Жизнь угасает в нем, страдает и зудит,
И некому помочь. Лишь смерть над ним гудит…
Слушая эту песню, все мое больное тело затрепетало. Анита стояла застывшая, как в гипнозе. Эскулап же упал на колени перед мальчиком и сказал:
— О великий Наставник Храма Лазуритного. Твоя мудрость и всепроницаемость достойна величайшего восхищения. Око твое всевидяще, но позволь мне озвучить имена гостей: Анита и Николай. Николай ищет твоей помощи. Научи эту душу твоему великому знанию самоисцеления. Может, он воспримет твой Свет?
Неожиданно веки наставника задвигались, и он открыл глаза.
Из них полился свет!
Лазуритное сияние осветило пещеру.
Он встал и, легко спрыгнув со своего каменного ложа, приветливо улыбнулся нам, потом остановился передо мной и спросил:
— Скажи мне, брат мой, кто ты?
Я понял, что его сияние просвечивает меня, выворачивая всю душу наизнанку. Чувствовал, что он знает обо мне даже то, что мне самому неизвестно.
Было странно слышать такой вопрос от него.

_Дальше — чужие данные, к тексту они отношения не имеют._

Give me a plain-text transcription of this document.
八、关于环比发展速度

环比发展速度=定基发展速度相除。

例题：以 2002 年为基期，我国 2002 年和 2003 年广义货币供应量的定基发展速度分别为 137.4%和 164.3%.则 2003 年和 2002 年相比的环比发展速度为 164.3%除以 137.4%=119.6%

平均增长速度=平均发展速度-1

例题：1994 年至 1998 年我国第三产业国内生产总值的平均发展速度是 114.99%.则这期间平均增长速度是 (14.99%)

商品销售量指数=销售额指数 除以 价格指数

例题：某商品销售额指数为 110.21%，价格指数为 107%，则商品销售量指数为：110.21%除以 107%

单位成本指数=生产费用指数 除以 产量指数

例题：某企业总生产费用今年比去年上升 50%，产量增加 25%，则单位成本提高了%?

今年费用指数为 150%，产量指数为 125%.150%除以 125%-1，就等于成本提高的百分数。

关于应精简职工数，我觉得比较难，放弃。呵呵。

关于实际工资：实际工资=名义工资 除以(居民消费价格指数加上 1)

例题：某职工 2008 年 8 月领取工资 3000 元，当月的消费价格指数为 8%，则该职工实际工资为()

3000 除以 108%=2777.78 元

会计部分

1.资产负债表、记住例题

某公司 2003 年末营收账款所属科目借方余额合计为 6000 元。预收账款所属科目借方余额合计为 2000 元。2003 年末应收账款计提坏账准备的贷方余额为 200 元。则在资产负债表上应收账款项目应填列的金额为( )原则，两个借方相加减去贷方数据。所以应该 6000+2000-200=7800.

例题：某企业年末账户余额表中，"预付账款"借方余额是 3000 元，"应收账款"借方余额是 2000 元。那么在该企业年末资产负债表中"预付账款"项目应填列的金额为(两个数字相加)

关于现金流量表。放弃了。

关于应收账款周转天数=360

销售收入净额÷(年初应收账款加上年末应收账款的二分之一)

В течение нескольких мгновений какая-то непонятная сила сковывала меня, и я ничего не мог произнести.
Потом ударил гонг.
Я очнулся и сказал:
— Я врач.
Звук моих слов прогремел громом и наполнил всю пещеру молнией.
Анита даже подскочила от неожиданности.
Вдруг молния слилась со звонким, завораживающим, веселым смехом наставника. Смех оказался настолько чистым и заразительным, что захохотал и Эскулап, и Анита, и даже Эпиона с дочками задвигались в такт смеха. Я понял, что смех проникает в меня, растет во мне, и я тоже не смог сдержаться и расхохотался. Мы долго смеялись, и нам всем было очень хорошо! Я бы пожелал, чтобы этот смех никогда не кончался, но неожиданно наставник замолк, вытер слезы и спросил с лазуритной улыбкой на лице:
— И что ты врачуешь, врач?
Язык мой словно парализовало, и я с трудом сказал:
— Я врачую… Лечу нейро… В общем, мозги. Я нейрохирург. Врач мозгов…
Молодой Наставник кивнул и спросил:
— И чем же ты болен? Врач, врачующий мозги?
Я вспомнил свой диагноз и ответил:
— Инсульт. То есть кровоизлияние в мозг.
Наставник задумался, некоторое время размышлял над сказанным мной, а потом обратился к Эскулапу:
— Друг мой, Эскулап, ты облетел почти всю Вселенную. Объясни, что сказал нам сейчас Николай? Неужели он утверждает, что заболел тем, что сам врачует?